The beginning of the year saw the introduction of the PV52, which was better equipped than the PV51. It had double sun visors, two windscreen wipers, an electric clock, a sprung steering wheel, a heater with a defroster function, a loud horn, folding backrests, a reading lamp in the rear seat and armrests in all the doors. 1937 was yet another record year for Volvo. The production figures rose to 1,804 cars; this included the 25,000th vehicle since the start, a PV52.
The PV 51 Special was presented in March, followed by the PV52 Special. The new colours light-blue, maroon red, light-green and black were introduced, together with several different choices of interior. 1938 was the first year that Volvo presented its new models in the autumn. This was what the Americans did, and Volvo wanted to prove that they had "caught up". The new models this year were the PV53 and the PV54 standard versions and the PV55 and PV56 deluxe versions. The front end had a narrower bonnet and sharper grille design. The headlamps were longer and the radiator mascot also doubled as a bonnet handle. A horizontal speedometer was included for the first time. For taxi owners, the PV801 (with interior screen) and the PV802 (without interior screen) were presented. This model was also available in a chassis version (PV810) with a larger wheel base. The body had rounded lines and a modern wedge-shaped front. Both versions had eight seats (driver and seven passengers, three of them on folding seats).

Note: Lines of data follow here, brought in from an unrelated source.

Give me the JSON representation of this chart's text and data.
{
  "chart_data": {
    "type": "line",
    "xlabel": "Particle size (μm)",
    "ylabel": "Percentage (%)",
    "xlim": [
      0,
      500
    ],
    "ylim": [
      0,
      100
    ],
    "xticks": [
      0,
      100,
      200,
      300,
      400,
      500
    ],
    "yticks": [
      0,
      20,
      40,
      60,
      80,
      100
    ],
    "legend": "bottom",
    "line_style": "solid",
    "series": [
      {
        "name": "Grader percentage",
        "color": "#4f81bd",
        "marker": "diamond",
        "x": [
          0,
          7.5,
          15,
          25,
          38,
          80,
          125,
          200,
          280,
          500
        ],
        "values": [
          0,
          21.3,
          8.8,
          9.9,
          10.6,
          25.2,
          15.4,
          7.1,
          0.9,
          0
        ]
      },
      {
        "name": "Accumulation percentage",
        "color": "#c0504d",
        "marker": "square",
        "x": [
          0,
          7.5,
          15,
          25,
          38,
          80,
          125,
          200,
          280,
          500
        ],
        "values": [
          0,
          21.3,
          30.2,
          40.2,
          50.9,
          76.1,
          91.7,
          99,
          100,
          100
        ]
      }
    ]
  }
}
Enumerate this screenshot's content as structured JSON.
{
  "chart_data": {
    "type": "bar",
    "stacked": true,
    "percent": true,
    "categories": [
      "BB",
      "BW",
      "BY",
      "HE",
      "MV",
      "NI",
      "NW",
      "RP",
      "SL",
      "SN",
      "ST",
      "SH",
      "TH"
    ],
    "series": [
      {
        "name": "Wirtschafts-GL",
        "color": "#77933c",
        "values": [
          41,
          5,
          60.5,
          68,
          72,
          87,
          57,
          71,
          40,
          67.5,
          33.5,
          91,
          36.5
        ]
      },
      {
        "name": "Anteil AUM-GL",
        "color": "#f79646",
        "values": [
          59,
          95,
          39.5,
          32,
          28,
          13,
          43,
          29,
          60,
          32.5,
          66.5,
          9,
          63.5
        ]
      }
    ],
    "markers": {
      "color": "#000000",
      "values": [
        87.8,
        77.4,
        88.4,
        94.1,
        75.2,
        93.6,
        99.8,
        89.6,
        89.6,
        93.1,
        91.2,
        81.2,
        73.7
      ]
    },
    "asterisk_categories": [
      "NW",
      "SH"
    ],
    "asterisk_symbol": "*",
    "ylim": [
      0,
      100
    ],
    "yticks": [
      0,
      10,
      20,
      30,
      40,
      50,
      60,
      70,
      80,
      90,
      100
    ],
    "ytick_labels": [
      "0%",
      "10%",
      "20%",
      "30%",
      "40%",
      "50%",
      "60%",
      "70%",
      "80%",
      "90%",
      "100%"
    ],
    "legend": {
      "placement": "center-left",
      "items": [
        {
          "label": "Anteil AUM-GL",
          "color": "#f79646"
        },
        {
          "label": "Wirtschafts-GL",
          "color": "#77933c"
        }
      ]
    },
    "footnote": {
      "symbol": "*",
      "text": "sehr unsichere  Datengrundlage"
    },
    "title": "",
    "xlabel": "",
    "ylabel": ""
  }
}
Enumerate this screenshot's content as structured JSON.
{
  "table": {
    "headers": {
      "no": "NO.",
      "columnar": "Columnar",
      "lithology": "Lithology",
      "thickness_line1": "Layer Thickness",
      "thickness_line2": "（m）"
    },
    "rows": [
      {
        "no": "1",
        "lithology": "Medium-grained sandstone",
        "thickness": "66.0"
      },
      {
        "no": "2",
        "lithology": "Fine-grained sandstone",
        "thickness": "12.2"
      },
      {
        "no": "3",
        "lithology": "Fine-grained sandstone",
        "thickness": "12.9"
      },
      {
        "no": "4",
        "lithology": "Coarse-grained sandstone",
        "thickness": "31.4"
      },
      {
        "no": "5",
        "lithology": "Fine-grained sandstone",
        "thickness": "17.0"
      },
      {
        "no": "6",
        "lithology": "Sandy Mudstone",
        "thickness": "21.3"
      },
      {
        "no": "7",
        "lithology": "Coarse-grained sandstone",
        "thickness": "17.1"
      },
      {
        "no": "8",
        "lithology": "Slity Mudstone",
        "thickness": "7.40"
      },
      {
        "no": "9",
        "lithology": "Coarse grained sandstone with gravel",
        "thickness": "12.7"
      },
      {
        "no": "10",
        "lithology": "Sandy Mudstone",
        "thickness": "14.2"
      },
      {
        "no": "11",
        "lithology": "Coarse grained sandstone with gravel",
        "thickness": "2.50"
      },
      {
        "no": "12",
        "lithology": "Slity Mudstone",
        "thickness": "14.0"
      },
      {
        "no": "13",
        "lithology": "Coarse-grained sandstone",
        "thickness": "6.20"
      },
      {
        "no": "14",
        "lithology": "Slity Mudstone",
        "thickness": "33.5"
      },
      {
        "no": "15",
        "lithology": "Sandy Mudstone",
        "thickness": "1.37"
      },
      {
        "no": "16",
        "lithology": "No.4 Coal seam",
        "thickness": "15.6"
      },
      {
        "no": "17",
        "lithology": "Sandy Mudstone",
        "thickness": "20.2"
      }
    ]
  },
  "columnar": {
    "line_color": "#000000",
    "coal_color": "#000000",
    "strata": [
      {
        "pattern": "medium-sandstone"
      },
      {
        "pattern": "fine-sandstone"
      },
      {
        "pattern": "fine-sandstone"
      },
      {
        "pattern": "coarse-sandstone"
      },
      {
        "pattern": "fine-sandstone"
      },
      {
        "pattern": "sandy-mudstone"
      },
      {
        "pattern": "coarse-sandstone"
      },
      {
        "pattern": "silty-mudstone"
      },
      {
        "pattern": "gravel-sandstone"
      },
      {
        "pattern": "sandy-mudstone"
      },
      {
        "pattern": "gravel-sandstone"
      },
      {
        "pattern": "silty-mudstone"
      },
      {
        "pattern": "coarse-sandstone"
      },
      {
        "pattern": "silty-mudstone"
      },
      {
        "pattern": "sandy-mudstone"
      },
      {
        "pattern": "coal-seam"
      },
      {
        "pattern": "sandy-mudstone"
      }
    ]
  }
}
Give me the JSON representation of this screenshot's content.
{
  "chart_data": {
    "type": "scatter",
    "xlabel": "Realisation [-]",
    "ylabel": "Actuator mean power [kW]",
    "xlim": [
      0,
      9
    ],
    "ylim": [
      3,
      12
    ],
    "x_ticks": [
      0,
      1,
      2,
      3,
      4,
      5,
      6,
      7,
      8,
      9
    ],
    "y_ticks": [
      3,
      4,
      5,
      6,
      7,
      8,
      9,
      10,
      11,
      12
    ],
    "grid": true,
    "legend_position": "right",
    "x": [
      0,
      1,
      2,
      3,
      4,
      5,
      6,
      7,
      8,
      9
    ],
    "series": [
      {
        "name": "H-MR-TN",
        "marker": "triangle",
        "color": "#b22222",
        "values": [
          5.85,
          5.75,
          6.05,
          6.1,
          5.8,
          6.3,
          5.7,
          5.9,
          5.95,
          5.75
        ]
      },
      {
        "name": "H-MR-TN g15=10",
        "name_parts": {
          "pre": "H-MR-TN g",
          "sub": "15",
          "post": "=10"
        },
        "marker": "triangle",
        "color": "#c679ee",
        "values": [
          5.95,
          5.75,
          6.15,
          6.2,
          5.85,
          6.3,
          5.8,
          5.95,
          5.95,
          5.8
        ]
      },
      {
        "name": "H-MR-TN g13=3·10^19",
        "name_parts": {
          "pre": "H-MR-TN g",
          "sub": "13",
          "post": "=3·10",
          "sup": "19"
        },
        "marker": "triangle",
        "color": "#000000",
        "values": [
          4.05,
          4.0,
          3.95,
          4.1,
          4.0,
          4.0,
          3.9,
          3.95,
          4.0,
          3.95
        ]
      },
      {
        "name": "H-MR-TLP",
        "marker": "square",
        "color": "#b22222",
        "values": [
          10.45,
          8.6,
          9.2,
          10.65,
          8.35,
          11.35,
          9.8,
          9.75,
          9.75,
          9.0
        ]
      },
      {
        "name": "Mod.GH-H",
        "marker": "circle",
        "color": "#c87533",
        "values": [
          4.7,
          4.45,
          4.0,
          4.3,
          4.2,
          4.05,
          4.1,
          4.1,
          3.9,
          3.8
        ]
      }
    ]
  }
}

With the onset of the Second World War, fuel shortages became acute. One alternative to petrol was producer-gas, which was made of charcoal. Volvo had already started manufacturing producer-gas units by the spring of this year, which meant a head start over the competition. Sales got under way about six weeks before other manufacturers. Volvo management decided during the year to start manufacture of a new car to replace the PV53-56. Preliminary plans were ready by September, but series manufacture did not materialize since the start of the war put a stop to private motoring.